‘Early to bed and early to rise makes a man healthy, wealthy and wise’ was almost certainly the most famous health tip to appear in the twenty-six editions of Poor Richard’s Almanack, the annual self-help pamphlet that Benjamin Franklin published under a pseudonym throughout the first half of the eighteenth century. Since this advice was offered at the start of the Industrial Revolution, is was accepted without question, because it was already held to be an essential practice for anyone with ambition and a desire for self improvement. John Ruskin was such a man. He got through a prodigious amount of work during his lifetime, writing two hundred-and-fifty books, some of which were exceedingly long. He achieved this output by rising at dawn and writing before breakfast. Samuel Johnson was equally convinced that this was the secret of success, asserting “nobody who does not rise early will ever do any good”. In fairness he freely admitted that he very often failed to observe this advice himself, regularly staying in bed until noon. Here he eventually had the support of many doctors, the British Medical Journal publishing a report at the end of the nineteenth century claiming that ‘early rising, instead of being a virtue as unscientific moralists have taught us, should be considered a mischievous practise condemned by sound physiology as well as by the natural instinct of mankind.’

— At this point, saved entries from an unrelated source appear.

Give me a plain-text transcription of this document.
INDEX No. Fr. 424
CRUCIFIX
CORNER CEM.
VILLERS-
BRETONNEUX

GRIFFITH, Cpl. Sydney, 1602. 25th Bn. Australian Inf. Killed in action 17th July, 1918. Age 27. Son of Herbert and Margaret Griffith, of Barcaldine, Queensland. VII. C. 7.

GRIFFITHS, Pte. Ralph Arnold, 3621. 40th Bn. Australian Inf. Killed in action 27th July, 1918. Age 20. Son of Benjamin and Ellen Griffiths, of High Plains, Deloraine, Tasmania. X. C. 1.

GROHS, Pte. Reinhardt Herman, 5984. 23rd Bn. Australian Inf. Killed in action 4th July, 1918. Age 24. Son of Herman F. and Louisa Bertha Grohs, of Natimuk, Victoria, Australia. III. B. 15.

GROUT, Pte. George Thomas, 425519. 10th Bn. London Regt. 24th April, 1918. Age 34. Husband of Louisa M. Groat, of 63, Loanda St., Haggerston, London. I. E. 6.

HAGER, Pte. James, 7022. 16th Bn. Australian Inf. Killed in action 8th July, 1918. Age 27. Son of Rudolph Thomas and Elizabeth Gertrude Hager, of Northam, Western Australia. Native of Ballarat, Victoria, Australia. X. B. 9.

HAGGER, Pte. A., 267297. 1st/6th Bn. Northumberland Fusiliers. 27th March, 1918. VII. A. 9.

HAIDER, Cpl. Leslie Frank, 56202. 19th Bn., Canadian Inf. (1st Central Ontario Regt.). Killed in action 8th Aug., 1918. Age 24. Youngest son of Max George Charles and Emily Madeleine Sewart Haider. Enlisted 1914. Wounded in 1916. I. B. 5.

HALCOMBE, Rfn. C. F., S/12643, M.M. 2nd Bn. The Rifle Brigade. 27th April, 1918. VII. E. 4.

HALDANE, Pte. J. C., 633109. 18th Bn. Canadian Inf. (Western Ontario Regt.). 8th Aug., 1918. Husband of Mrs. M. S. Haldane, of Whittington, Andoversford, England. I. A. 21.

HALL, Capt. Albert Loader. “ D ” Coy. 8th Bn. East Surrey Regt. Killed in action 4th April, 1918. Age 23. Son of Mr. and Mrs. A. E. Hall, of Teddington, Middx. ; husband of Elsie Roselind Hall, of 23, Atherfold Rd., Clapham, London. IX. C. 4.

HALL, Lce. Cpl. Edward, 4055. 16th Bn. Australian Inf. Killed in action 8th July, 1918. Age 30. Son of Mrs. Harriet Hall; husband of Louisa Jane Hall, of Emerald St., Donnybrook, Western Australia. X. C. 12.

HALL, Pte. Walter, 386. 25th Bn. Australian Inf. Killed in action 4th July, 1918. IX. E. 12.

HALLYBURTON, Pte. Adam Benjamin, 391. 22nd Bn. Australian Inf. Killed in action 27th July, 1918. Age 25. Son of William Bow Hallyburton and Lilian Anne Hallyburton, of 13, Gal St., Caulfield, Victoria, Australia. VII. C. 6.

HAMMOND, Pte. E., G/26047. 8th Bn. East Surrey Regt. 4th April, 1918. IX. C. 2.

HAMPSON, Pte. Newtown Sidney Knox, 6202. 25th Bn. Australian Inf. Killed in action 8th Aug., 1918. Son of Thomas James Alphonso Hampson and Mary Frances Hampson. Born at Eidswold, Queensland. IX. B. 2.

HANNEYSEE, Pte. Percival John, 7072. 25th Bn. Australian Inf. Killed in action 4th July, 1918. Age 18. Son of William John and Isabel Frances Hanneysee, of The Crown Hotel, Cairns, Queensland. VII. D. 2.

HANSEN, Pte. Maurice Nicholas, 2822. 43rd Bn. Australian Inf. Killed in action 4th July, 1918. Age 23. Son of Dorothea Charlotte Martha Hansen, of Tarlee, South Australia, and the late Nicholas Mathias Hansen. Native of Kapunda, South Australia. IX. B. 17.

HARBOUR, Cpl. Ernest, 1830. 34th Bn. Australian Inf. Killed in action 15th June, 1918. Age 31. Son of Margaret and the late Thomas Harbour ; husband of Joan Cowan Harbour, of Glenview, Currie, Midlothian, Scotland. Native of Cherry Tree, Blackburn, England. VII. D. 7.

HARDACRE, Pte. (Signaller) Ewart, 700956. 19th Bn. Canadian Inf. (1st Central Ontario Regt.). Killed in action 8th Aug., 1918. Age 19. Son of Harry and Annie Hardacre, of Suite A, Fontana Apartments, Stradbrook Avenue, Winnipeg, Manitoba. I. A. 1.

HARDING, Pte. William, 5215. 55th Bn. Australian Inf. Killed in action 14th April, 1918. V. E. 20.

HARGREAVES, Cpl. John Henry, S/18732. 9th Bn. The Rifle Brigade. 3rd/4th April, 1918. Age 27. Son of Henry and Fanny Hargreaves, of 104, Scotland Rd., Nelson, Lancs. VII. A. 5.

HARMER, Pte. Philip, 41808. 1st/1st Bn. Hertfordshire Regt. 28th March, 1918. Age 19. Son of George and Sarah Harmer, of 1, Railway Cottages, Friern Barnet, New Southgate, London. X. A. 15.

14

It was only recently that two researchers from Southampton University thought to subject Franklin’s advice to scientific scrutiny. They caught up with the survivors of a group of 1229 retired men and women who’d taken part in a government survey carried out twenty-three years before. On looking through the data they found no evidence whatsoever that the larks were healthier, wealthier of wiser than the owls. Yet this idea still persists, and is now being promoted for totally different reasons. One recent psychological study showed that early risers tended to be more ‘pro-active’ that those who were late to get to bed. That means they felt more responsible for the conduct of their lives, and were more likely to have long-range goals. They got up early because they were eager to advance their cause. Henry David Thoreau was such a person. He described himself as a sincere worshiper of Aurora, the goddess of the dawn, and described how he would get up early and bathe in Walden pond. He welcomed every dawn as a new beginning, and while taking his ritual dip would meditate on the motto engraved on the bath tub of an ancient king: “Renew thyself completely each day; do it again and again, and forever again.” Like other sun worshippers, he welcomed each new dawn, taking the return of the sun as a symbol of fresh hopes and new beginnings.

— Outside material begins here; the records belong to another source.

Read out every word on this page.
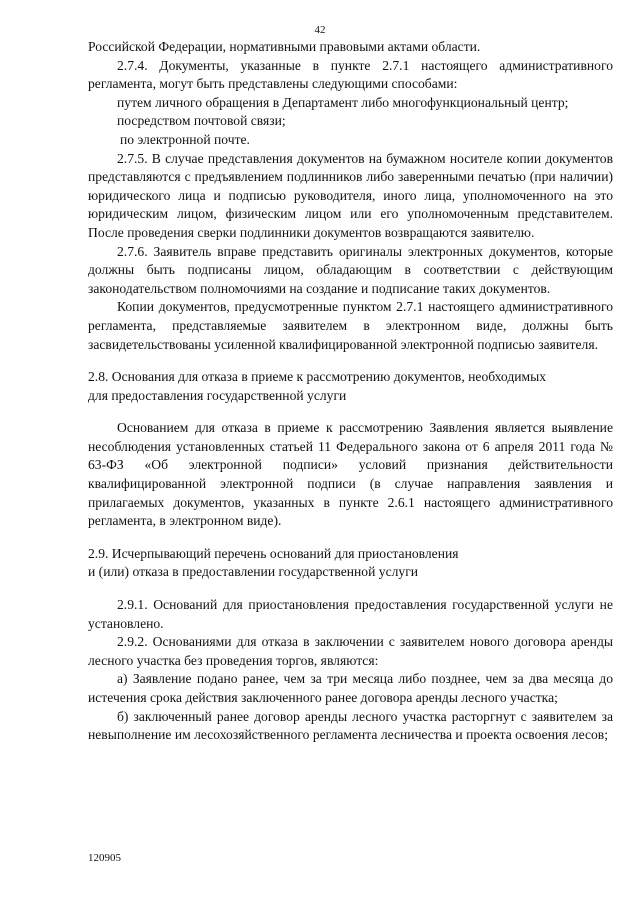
42

Российской Федерации, нормативными правовыми актами области.

2.7.4. Документы, указанные в пункте 2.7.1 настоящего административного регламента, могут быть представлены следующими способами:

путем личного обращения в Департамент либо многофункциональный центр;

посредством почтовой связи;

по электронной почте.

2.7.5. В случае представления документов на бумажном носителе копии документов представляются с предъявлением подлинников либо заверенными печатью (при наличии) юридического лица и подписью руководителя, иного лица, уполномоченного на это юридическим лицом, физическим лицом или его уполномоченным представителем. После проведения сверки подлинники документов возвращаются заявителю.

2.7.6. Заявитель вправе представить оригиналы электронных документов, которые должны быть подписаны лицом, обладающим в соответствии с действующим законодательством полномочиями на создание и подписание таких документов.

Копии документов, предусмотренные пунктом 2.7.1 настоящего административного регламента, представляемые заявителем в электронном виде, должны быть засвидетельствованы усиленной квалифицированной электронной подписью заявителя.

2.8. Основания для отказа в приеме к рассмотрению документов, необходимых

для предоставления государственной услуги

Основанием для отказа в приеме к рассмотрению Заявления является выявление несоблюдения установленных статьей 11 Федерального закона от 6 апреля 2011 года № 63-ФЗ «Об электронной подписи» условий признания действительности квалифицированной электронной подписи (в случае направления заявления и прилагаемых документов, указанных в пункте 2.6.1 настоящего административного регламента, в электронном виде).

2.9. Исчерпывающий перечень оснований для приостановления

и (или) отказа в предоставлении государственной услуги

2.9.1. Оснований для приостановления предоставления государственной услуги не установлено.

2.9.2. Основаниями для отказа в заключении с заявителем нового договора аренды лесного участка без проведения торгов, являются:

а) Заявление подано ранее, чем за три месяца либо позднее, чем за два месяца до истечения срока действия заключенного ранее договора аренды лесного участка;

б) заключенный ранее договор аренды лесного участка расторгнут с заявителем за невыполнение им лесохозяйственного регламента лесничества и проекта освоения лесов;

120905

Today there are three good reasons for following Franklin’s advice: the first is ecological, the second medical and the third psychological. The Japanese government has recently launched a ‘Morning Challenge’ campaign, encouraging people to reduce their carbon footprint by going to bed an hour earlier and rising an hour earlier. By exchanging late night electricity for early morning sun, the Japanese environment ministry reckons that the average household could cut its energy use for lighting by twenty percent. The ministry suggests that the early morning bonus hour should be spent in self improvement activities – eating a better breakfast, doing yoga, meditating, pursuing a correspondence course, reading an uplifting book or taking a leisurely stroll in natural surroundings. The second argument stems from recent medical research, which explains why the start of the day has always been a high risk time for heart attacks and strokes. While we’re asleep our blood pressure falls by ten to thirty percent. The moment we stand up, it can soar by twenty points and remain at this high level until we get adjusted to the upright position. To avoid this hazard it pays to start the day in a leisurely fashion, rather than by taking a quick gulp of coffee and then rushing off to work.
The first waking hour should set the tone for the rest of the day. This is the third, and most significant, reason for following Franklin’s advice. We should begin each day as we mean to carry on, in a state of relaxed and unhurried alertness. One housewife tells me that she makes a point of getting up an hour before the rest of the family, saying: ‘I believe every one ought to have a little private corner of the day. Waking up early is my way of getting it.’ An executive friend rises early so he can be the first to arrive in his office. This gives him a chance to plan his day in a relaxed fashion, before the phone starts ringing and colleagues start making calls on his time and attention. By taking this pro-active stance we can create an atmosphere of cheerfulness and calm which persists throughout the day. One American office worker did this with great success. When asked how she could arrive at work in such a jovial mood, when every one else was drowsy and glum, she replied: ‘Every morning when I get up I press the happiness button.’ So there are now three good reasons for adopting the Franklin routine. Get up early, press the happiness button, and treat each day as a new beginning.